Cybersecurity issues have become very prevalent in the modern era, making headlines with their disasters and fines associated with them.  While it may seem obvious that businesses should take precautions to protect themselves against these potential attacks, they have been slow to move forward with improving their security measures – especially small and medium-sized enterprises (SMEs). An article on SME dives into a recent study of how prepared SMEs are for a security incident when it comes to their data breach response plan.

Why are SMEs not taking a more aggressive approach in protecting their businesses and customers? With security being a confusing topic and many small businesses lacking the security expertise needed to adequately protect themselves, many SMEs fall short.

How prepared are small businesses for a security incident?

According to a recent report released by Experian, ‘SME’s under threat’, 30% of SMEs do not have an incident response plan.

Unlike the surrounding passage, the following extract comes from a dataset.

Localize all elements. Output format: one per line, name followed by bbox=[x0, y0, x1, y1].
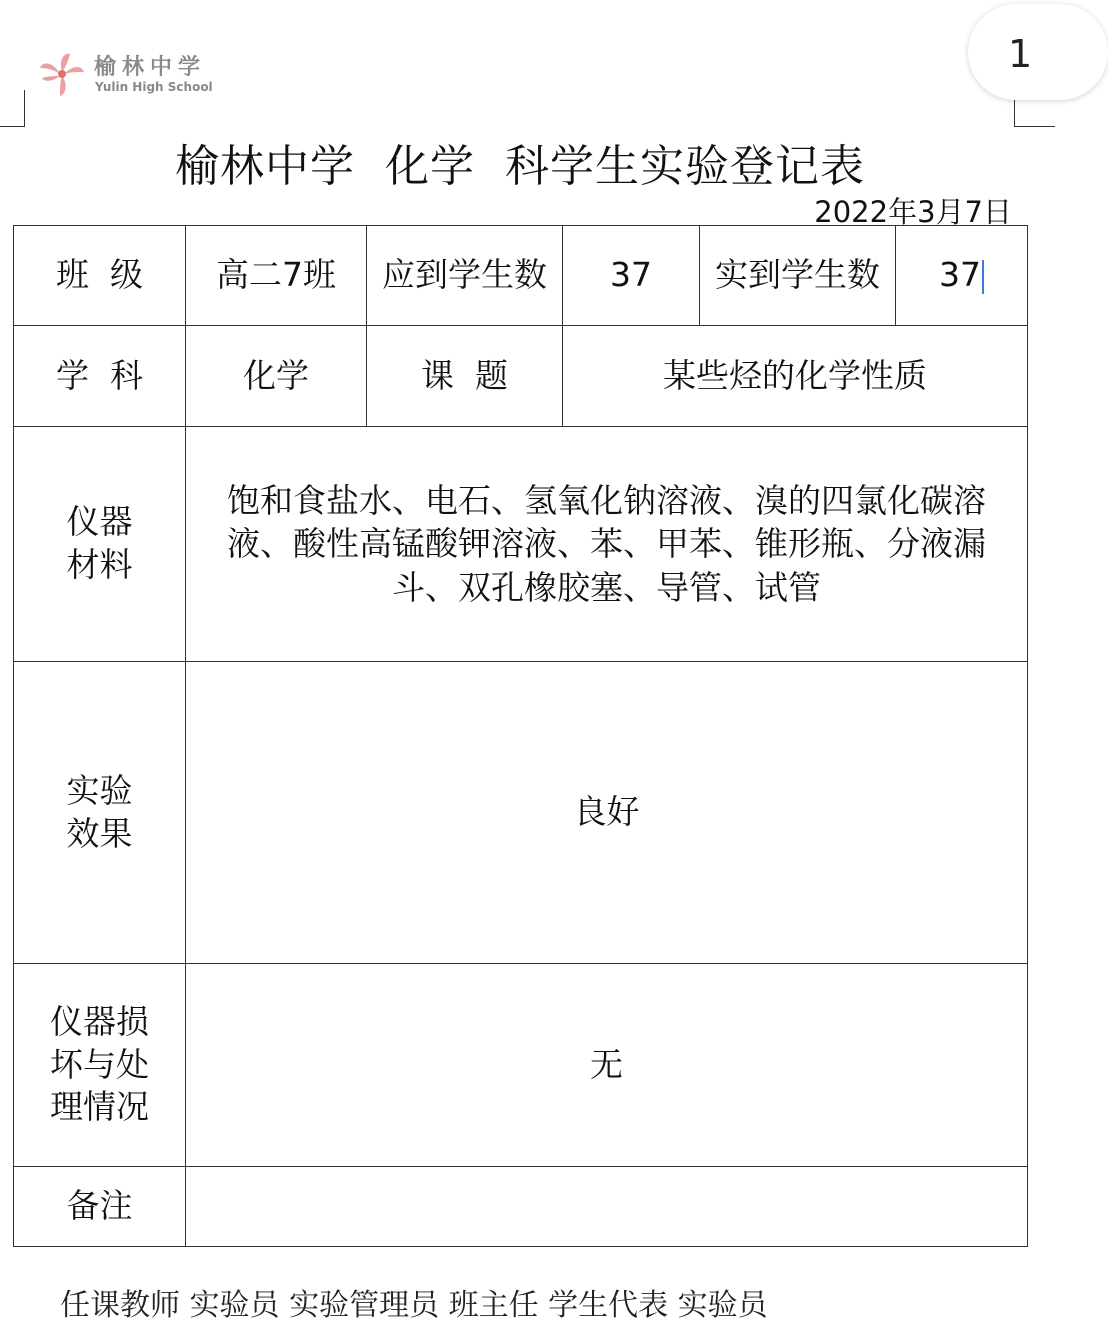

Many firms are still struggling to put in place or identify exactly what their response to this ever-increasing threat should look like. They feel overwhelmed by the threat, and given the size of the problem, end up underplaying the value of the clear solution – a data breach plan. Although companies may understand why they are attractive to cyber-criminals, it’s clear that a data breach plan can seem overwhelming to some.”
– Experian’s head of data breach services, Jim Steven

Certainly, the thought of a response plan can seem daunting and overwhelming, but what else is keeping SMEs from putting one in place? According to the Experian findings, of those SMEs who do not have a response plan in place, 51% feel a response plan is not a priority, while 39% felt they weren’t at risk of a breach.

According to Steven, top executives have a false impression that their organizations do not hold valuable data, therefore are not at risk of being a target for cybercriminals. These individuals thinking their organizations do not hold valuable data could result in devastation, as being connected to the internet alone makes a company vulnerable to a cyberattack.

Although nobody wants to think about what would happen if a security incident were to occur on their organization, it is important to know what to do in the unfortunate event of one. Incident response plans should be proactive rather than reactive and should be tested to ensure they operate as expected.